The legislation grows out of a study that Murray, as the ranking member of the Senate Committee on Health, Education, Labor, and Pensions, commissioned to identify “areas where federal support and legal protections fall short.” The study found loopholes galore. For instance, it found that federal anti-discrimination laws leave out somewhere between 12 and 20 million Americans because they work for small businesses and the laws apply only to employers with 15 or more workers. And it found procedural obstacles and difficulties obtaining legal representation — both of which can deter workers from pursuing cases.

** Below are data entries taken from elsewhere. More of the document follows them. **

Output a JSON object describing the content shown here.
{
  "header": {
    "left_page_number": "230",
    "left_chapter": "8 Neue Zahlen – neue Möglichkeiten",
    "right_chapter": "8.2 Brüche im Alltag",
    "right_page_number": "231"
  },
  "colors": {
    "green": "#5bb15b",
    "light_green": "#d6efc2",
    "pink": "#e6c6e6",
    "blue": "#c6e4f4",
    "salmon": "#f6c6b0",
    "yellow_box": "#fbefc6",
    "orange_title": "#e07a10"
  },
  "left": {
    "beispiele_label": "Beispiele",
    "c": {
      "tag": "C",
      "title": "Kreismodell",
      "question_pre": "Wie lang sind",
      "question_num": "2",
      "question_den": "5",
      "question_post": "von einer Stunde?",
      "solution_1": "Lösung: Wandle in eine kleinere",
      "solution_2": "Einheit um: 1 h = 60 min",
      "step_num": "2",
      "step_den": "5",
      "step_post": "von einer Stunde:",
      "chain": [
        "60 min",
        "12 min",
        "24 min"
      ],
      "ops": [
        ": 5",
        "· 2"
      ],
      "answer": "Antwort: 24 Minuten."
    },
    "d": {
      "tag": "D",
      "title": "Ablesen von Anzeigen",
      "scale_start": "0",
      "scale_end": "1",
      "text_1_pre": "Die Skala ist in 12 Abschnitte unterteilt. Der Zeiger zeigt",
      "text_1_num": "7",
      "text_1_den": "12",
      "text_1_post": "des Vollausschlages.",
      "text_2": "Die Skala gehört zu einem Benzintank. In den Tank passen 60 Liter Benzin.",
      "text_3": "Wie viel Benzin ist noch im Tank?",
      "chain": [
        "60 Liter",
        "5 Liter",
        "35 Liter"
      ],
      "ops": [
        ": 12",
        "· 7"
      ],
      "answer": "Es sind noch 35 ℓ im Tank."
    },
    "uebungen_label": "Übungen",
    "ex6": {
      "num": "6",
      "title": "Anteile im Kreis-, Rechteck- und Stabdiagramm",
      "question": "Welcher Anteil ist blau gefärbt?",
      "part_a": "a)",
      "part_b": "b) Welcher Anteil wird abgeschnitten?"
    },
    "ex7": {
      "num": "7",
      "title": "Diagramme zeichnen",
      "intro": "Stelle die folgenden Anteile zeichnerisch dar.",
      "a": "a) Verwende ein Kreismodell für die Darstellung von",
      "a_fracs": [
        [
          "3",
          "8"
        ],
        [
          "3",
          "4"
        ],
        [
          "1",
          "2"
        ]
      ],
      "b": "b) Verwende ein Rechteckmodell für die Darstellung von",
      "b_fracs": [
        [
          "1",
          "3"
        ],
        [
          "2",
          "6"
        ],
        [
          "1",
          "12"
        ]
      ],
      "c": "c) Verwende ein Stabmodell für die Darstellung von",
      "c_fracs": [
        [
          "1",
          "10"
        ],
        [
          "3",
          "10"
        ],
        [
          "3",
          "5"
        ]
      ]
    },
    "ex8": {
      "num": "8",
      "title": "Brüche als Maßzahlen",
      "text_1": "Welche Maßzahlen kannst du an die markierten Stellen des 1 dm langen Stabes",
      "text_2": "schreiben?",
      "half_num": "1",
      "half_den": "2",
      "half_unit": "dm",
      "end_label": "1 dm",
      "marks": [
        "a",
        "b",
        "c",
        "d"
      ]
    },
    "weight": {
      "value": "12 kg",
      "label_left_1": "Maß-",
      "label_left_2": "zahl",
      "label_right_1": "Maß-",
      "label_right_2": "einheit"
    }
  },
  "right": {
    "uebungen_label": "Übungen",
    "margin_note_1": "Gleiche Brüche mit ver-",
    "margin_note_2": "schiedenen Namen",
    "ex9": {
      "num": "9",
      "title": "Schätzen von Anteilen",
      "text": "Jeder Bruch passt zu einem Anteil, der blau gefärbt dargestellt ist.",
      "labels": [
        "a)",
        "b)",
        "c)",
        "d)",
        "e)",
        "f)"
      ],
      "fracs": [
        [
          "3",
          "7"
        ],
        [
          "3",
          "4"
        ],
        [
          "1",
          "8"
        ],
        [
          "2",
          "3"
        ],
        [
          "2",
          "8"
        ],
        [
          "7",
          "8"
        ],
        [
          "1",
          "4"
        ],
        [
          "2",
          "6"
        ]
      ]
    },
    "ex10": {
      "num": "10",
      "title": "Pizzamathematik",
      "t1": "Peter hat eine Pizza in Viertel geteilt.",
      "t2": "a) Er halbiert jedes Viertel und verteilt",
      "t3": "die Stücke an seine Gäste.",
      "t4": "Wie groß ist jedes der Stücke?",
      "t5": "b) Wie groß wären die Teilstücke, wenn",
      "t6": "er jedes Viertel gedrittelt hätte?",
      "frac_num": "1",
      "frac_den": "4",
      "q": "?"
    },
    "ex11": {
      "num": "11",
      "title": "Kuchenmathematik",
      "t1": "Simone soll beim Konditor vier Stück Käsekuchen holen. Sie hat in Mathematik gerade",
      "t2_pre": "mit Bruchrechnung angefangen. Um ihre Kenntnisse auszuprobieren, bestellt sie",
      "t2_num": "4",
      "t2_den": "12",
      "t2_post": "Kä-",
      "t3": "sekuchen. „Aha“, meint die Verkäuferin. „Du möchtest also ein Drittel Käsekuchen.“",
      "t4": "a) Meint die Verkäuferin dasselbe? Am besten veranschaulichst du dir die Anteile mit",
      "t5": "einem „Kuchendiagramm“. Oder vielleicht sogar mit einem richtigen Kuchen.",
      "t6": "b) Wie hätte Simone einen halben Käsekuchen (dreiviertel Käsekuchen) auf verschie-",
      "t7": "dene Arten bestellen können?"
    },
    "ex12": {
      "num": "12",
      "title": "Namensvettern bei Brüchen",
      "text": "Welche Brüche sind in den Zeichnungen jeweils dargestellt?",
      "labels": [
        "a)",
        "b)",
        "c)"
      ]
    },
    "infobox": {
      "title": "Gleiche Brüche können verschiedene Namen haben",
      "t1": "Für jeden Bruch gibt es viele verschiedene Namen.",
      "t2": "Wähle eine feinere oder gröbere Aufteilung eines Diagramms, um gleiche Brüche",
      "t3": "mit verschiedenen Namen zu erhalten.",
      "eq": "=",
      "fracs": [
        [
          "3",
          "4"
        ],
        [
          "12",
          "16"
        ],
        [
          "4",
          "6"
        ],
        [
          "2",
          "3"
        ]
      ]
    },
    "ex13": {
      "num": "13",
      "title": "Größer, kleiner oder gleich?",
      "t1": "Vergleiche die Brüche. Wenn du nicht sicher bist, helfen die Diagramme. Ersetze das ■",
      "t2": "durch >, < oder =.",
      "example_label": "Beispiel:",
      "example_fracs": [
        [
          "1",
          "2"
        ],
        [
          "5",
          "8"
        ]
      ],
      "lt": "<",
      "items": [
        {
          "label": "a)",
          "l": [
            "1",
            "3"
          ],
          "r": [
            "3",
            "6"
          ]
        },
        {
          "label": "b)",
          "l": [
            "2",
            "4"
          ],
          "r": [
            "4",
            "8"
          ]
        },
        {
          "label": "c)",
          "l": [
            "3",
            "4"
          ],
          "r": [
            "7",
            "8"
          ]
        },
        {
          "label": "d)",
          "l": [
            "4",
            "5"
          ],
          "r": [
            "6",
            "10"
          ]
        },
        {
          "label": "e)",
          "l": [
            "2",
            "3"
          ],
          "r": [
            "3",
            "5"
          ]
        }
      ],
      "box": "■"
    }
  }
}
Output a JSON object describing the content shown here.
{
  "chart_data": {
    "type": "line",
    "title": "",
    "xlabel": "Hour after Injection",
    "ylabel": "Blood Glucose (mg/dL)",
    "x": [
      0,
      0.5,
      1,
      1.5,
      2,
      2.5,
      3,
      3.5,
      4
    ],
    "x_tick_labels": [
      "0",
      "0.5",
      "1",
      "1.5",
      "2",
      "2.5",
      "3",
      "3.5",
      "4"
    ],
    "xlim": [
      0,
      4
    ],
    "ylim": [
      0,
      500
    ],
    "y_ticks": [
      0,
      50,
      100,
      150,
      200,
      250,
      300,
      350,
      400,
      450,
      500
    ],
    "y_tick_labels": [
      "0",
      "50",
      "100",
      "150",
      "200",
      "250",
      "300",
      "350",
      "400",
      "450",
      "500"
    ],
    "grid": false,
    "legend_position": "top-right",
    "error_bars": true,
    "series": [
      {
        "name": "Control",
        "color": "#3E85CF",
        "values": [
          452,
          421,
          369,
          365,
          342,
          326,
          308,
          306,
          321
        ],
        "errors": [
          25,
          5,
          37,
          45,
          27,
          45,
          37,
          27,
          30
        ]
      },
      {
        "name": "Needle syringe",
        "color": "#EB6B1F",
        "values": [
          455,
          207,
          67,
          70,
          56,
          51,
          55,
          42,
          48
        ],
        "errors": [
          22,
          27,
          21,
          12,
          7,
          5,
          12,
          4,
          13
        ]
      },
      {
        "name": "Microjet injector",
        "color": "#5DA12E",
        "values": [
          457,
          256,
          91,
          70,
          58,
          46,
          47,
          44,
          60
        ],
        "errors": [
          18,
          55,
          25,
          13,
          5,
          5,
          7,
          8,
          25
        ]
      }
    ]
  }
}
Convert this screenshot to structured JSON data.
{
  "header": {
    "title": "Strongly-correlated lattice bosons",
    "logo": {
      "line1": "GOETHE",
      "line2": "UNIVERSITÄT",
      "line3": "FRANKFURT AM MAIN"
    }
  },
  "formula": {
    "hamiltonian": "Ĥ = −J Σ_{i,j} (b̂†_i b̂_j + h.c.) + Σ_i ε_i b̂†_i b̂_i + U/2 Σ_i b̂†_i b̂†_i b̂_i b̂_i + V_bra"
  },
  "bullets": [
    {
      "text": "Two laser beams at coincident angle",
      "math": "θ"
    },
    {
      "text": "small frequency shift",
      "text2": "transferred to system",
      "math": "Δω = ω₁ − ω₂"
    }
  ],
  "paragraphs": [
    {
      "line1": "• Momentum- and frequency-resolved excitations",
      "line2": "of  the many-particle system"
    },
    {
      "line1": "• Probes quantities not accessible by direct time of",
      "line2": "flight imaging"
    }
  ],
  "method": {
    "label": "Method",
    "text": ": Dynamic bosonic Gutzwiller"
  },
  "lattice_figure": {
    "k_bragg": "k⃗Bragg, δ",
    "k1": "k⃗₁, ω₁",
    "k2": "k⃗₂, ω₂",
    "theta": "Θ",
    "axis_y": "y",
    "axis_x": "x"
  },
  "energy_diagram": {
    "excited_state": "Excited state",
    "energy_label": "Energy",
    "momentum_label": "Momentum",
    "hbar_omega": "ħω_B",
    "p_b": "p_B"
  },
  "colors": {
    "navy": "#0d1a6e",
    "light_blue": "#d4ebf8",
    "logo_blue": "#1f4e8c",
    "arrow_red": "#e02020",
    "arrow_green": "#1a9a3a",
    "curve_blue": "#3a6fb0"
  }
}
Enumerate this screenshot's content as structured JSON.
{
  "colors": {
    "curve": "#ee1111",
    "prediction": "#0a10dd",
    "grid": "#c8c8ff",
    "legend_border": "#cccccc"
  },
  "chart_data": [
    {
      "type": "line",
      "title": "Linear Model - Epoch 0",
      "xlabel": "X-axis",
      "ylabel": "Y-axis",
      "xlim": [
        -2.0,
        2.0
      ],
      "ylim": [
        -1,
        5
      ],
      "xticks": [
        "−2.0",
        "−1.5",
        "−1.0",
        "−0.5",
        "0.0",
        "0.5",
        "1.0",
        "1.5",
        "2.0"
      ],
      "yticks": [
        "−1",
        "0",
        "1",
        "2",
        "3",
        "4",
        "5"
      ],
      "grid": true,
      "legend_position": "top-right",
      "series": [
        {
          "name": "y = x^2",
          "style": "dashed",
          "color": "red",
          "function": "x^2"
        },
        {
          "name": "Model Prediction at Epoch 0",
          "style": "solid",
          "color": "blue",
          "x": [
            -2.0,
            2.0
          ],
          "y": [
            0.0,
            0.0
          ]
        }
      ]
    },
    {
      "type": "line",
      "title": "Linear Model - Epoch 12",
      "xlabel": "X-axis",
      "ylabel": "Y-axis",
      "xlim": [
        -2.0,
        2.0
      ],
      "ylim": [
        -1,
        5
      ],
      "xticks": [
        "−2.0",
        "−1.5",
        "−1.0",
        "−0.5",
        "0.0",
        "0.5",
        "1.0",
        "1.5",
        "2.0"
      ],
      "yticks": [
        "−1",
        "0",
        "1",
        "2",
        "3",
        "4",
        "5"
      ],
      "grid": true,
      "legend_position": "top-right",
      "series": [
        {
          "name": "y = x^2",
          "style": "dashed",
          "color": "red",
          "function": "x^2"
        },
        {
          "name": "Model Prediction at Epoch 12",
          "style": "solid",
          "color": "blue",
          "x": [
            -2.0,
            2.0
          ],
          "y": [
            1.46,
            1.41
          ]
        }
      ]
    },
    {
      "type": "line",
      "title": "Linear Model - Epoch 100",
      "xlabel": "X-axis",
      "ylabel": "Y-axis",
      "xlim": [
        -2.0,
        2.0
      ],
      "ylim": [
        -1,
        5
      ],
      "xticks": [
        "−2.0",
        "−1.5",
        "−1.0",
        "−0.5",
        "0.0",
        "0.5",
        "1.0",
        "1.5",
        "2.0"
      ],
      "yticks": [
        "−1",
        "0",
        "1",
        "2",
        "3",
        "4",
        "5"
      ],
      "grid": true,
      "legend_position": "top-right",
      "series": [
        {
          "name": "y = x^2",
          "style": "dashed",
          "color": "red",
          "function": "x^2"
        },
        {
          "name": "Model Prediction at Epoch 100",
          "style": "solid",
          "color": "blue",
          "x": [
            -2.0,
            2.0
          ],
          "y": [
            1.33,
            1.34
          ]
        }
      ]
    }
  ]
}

“What we need to do is evolve from #MeToo and Time’s Up to include every worker from every walk of life,” said Representative Ayanna Pressley of Boston, a co-sponsor of the bill, in an interview. “[This bill] goes from Hollywood to Congress to the boardrooms to domestic workers to restaurants to field workers.”
The far-reaching legislation would empower back-of-the-kitchen workers, food servers, housecleaners, nannies, and other low-wage workers for whom harassment and discrimination have been found to be more prevalent and more likely to be swept under the rug. It would clarify that civil rights protections for discrimination and harassment do apply to LGBTQ workers. And it would expand those protections for workers at small businesses, independent contractors, interns, and trainees, among others who are not explicitly covered under current federal law.
Among other provisions, the bill would clarify the standard workers must meet to prove harassment claims in court and lengthen the statute of limitations to file federal claims from 180 days to four years. The short timeline to bring a harassment claim has been cited as a huge barrier for workers, given the complicated emotional and legal factors they must weigh before filing a complaint. It would ban companies from requiring mandatory arbitration and pre-dispute nondisclosure agreements, and create limited conditions under which post-dispute nondisclosure agreements could be signed. NDAs, for example, could only be agreed upon as part of settlements in cases where the sexual harassment victims do not want publicity.
And it would provide grants for preventing and addressing harassment and employment discrimination, including grants for legal assistance to low-income workers.
Crucially, the bill would also eliminate the tipped minimum wage, which has been found to exacerbate harassment in workplaces where tipping is common. Because wait staff in restaurants rely on customers’ tips to make up a chunk of their salaries, it creates an unbalanced power dynamic that renders them disproportionately susceptible to workplace abuse.
The Be HEARD Act represents the kind of systemic change needed to legally protect the many American workers whose stories of harassment stay in the shadows. At a time when the federal government under President Trump has challenged longstanding interpretations of federal civil rights statutes protecting minority populations from workplace discrimination, it’s imperative to close existing loopholes and extend to all employees the protections that most workers take for granted.